Auf dem Hintern sitzend robbten wir das kurze Stück durch den Sand. Die beiden „Profis“ warnten mich vor einer von mir beinahe unterschätzten Gefahr: Scharfkantige Steine und Muscheln können die gefühllose Haut der Beine erheblich verletzen. Und dann schwappte eine große Welle bis zu meiner Brust hoch. Ich kreischte laut, so kalt war das Wasser. Auch Frank, Sofie und Cathleen hatten einen Riesenspaß. Wir saßen in den Wellen und überließen dem Meer, den Wellen das Spiel mit uns. Ich musste mich schon gut abstützen, um nicht umgeworfen zu werden.
Schwimmen wollte niemand wirklich, dafür waren der Wind und die Wellen zu stark. Irgendwann wurde es kalt und wir robbten auf dem Hintern sitzend durch den feinen Sand wieder zu unseren Strandkörben zurück. Wir sahen aus wie panierte Schnitzel. Frank legte Handtücher in die Strandkörbe und meinte: Am besten so in der Sonne trocknen lassen. Dann geht der Sand am besten ab. Ich kuschelte mich mit Cathleen in einen Strandkorb, Sofie und Frank saßen neben uns in dem anderen. Und plötzlich kam die Sonne hinter den Wolken hervor und es wurde richtig schön warm.

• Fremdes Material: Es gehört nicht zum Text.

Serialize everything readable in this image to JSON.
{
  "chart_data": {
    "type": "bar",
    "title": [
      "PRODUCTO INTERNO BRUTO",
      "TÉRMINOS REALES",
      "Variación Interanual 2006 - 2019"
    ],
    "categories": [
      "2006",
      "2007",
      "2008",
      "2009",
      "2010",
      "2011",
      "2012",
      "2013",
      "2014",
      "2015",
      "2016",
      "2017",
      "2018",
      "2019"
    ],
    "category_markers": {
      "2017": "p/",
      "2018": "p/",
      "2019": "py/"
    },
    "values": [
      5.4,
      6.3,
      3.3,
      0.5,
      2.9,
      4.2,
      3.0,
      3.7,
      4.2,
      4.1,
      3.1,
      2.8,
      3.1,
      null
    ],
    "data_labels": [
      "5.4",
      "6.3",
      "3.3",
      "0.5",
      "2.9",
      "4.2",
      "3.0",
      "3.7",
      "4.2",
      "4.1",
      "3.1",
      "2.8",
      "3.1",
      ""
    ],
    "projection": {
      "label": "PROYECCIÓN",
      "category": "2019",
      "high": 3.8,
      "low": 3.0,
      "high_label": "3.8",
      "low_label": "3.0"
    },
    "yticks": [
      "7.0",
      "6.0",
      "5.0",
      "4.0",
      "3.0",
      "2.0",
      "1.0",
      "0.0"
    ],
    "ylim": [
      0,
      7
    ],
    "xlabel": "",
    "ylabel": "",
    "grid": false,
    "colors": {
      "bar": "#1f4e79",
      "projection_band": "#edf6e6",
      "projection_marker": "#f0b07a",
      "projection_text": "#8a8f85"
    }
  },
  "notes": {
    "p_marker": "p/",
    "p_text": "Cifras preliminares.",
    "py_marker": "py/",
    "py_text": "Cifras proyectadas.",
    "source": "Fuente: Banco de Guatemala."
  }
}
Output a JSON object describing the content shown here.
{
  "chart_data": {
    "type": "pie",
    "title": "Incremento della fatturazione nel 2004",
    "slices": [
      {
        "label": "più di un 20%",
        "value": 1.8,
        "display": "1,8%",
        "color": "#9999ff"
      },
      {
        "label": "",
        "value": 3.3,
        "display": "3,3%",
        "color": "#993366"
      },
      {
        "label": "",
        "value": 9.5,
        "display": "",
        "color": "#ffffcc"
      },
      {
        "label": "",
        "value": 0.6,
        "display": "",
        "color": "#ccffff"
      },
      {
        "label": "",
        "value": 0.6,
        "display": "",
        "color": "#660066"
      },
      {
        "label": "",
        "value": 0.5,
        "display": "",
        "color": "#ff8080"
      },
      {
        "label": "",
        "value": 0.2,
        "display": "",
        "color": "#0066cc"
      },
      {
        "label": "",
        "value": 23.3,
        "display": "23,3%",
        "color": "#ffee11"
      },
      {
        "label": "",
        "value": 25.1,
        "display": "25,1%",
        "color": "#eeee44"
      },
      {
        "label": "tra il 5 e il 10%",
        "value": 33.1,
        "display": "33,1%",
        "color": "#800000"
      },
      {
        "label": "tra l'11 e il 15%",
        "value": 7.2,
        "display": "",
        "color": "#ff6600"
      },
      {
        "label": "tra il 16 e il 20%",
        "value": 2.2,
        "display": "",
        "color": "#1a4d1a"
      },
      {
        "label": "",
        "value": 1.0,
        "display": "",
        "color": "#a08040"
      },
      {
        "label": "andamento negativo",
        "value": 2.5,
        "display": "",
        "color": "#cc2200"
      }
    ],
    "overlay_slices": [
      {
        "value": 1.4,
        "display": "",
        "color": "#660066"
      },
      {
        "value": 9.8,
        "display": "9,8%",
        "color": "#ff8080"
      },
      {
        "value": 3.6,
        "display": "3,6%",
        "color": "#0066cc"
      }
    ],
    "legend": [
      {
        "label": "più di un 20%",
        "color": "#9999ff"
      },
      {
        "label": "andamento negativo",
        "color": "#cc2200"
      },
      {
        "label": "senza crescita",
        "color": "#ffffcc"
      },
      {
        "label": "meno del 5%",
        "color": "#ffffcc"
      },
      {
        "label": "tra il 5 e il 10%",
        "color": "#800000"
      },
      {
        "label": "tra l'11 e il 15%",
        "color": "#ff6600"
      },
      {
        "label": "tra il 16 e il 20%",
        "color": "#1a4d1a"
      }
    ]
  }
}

Gerade komme ich aus der Dusche. Den feinen Sand vom Strand habe ich,
obwohl ich mich intensiv abgerubbelt hatte, noch überall gefunden. In den Ohren, in der Nase, in den Haaren, überall. Auf den Fliesen lag eine
richtige Sandschicht. Ich hoffe, ich bin alles losgeworden. Es war ein super schöner Tag!